Sunday, March 16, 2014

Peter Härtling - Tage mit Echo

Härtling noch einmal. Noch einmal - weil Tage mit Echo auch daher kommt, wie ein Abschiedsbuch. Schon das Konzept mutet fragmentarisch an. Zwei Erzählungen, die erste über einen Vorleser, der nur noch aus letzten Werken lesen will und die Jahrestage und den Stechlin in voller Länge an den jeweiligen Handlungsorten vorträgt und dabei u.a. seltsame Wiedergänger aus den Romanen kennenlernt.
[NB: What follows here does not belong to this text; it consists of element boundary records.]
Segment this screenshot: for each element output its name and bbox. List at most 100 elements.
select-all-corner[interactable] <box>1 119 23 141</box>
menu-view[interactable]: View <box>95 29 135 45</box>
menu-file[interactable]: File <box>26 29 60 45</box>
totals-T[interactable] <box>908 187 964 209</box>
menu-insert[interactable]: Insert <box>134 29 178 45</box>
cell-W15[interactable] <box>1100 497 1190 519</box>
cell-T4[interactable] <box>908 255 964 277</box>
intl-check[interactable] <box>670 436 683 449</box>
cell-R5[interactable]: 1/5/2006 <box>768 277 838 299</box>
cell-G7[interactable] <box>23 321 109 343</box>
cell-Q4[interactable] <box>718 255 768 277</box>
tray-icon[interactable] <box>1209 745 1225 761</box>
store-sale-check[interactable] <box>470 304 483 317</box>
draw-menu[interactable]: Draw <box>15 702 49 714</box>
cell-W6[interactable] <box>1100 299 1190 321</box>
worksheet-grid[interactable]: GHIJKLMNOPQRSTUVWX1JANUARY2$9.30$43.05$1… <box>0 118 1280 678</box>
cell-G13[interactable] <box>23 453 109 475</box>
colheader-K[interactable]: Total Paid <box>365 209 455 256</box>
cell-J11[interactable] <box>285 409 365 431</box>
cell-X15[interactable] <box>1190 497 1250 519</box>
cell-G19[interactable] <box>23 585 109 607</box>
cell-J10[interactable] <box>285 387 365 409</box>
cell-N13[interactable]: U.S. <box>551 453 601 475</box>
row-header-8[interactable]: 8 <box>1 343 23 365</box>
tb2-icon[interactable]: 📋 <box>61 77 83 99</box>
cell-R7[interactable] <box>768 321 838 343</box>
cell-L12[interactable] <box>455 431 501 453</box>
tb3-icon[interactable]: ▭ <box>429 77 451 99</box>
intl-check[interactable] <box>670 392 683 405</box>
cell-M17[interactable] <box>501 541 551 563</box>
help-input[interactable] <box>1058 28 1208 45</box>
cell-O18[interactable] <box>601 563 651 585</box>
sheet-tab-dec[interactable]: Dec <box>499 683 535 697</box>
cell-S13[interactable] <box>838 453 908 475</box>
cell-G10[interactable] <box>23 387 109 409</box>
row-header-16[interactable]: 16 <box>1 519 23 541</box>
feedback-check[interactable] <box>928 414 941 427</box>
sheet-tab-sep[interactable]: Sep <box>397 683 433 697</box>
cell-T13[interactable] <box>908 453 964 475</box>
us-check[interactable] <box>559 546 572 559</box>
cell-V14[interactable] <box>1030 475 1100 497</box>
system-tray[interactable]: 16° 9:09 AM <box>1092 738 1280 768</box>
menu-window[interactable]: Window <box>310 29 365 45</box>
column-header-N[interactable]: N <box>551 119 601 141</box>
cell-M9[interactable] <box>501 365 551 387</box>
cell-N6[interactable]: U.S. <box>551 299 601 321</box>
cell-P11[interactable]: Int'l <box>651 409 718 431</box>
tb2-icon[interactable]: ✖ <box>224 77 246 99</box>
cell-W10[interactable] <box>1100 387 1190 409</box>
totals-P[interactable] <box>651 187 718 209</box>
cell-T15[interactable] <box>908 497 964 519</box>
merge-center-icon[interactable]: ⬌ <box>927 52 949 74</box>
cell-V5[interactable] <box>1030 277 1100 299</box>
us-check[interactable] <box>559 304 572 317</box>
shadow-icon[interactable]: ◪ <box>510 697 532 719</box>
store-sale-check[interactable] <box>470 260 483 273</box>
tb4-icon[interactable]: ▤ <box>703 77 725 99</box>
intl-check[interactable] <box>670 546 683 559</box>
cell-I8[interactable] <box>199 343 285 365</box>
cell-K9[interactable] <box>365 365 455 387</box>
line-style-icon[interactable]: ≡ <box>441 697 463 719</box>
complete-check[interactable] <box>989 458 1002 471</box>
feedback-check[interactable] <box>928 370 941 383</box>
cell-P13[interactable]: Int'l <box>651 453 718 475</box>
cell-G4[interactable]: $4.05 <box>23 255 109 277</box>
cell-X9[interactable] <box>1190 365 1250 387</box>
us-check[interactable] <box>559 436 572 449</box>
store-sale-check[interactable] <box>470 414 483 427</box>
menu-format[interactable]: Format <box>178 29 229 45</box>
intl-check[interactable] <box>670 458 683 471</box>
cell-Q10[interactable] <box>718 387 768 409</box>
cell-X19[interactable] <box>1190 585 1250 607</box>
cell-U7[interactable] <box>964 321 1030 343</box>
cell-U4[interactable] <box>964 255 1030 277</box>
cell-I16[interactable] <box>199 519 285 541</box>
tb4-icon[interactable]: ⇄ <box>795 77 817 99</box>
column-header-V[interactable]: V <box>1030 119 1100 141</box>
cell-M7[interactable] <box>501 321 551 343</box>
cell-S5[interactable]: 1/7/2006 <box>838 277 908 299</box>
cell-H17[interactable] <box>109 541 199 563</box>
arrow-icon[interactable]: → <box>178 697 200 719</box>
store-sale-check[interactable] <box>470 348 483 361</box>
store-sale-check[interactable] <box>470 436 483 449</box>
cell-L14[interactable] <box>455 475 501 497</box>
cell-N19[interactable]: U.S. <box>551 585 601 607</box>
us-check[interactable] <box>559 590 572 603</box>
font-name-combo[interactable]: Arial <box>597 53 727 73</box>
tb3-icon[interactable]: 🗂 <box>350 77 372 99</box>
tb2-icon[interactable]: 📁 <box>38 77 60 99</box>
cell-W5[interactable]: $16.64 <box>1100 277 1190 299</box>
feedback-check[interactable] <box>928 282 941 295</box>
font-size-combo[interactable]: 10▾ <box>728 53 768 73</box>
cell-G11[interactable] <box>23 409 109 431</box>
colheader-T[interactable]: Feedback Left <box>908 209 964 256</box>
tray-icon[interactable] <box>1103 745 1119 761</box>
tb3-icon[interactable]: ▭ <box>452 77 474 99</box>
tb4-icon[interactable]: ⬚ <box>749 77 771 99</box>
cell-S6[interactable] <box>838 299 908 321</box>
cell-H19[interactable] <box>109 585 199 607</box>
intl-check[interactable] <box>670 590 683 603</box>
Diese Erzählung bricht Härtling dann aber plötzlich ab, verweist noch auf die Liste an letzten Werken, die der Vorleser auf seiner Tournee zum besten gegeben haben soll und wendet sich dann einer ganz anderen Erzählung zu, und zwar einer typisch Härtling'schen Lebensbeschreibung des Zeichners und Malers Carl Philipp Fohr, die sehr schön ist und in der man vieles wiederfindet, was man seit seinem Hölderlin so an Härtling liebt.

Friedrich Ani - M.

Süden, der melancholische Detektiv, sucht einen Taxifahrer/Neonazi/verdeckten Ermittler. Die wirklichen Verbrechen geschehen oder werden aufgeklärt erst im Zuge dieser initiierenden Ermittlung. Das ist das Süden-Konzept: Ein Mensch verschwindet aus der Welt, durch den atmosphärischen Riss, der durch diese "Vermissung" entsteht, dringen alte Schuld, Traumata, neue Abscheulichkeiten. Und am Ende findet Süden den Fehlenden, stellt das zerbrechliche Gleichgewicht, die Welt auf der Kippe, wieder her. Für den Augenblick. Stark an den Ani-Büchern sind Personen und Atmosphäre. Kenne kaum Bücher, bei denen so viel echte Welt durchkommt, was sich vor allem der Sprache verdankt, die Ani zugunsten der Authentizität einfach mal stehen lässt.

Joe R. Lansdale - Ein feiner, dunkler Riss

Man sollte überhaupt nur solche Bücher lesen. Dagegen sind so viele (gute) Bücher blass. Ein Junge im Süden der USA, es sind die 50er Jahre, der "feine dunkle Riss" geht durch das Volk, trennt Schwarze und Weiße. Über diesen Riss hinweg schließt der Junge gegen alle Ressentiments Freundschaften mit den Menschen auf der anderen Seite. Darunter ein alter, trinkender Filmvorführer, Detektiv in einem früheren Leben, mit dem er ein schreckliches Verbrechen aufklärt. Starke Atmosphäre, dabei sehr spannend. Huckelberry Finn meets Mocking Bird meets SIEBEN. Man sollte alles von Lansdale lesen!

Wednesday, March 05, 2014

Olga Martynova - Mörikes Schlüsselbein


Schöner Roman mit Nabokovschen Humor und einer guten Prise russischer Schwermut. Eine Handvoll Personen, Dichter, Gelehrte, angehende Schriftsteller, Agenten kommen in Wohnungen zusammen, reden über Poesie und trinken Tee aus der Untertasse. Alles ist Stimmung, manches zum In-sich-Hineinlächeln.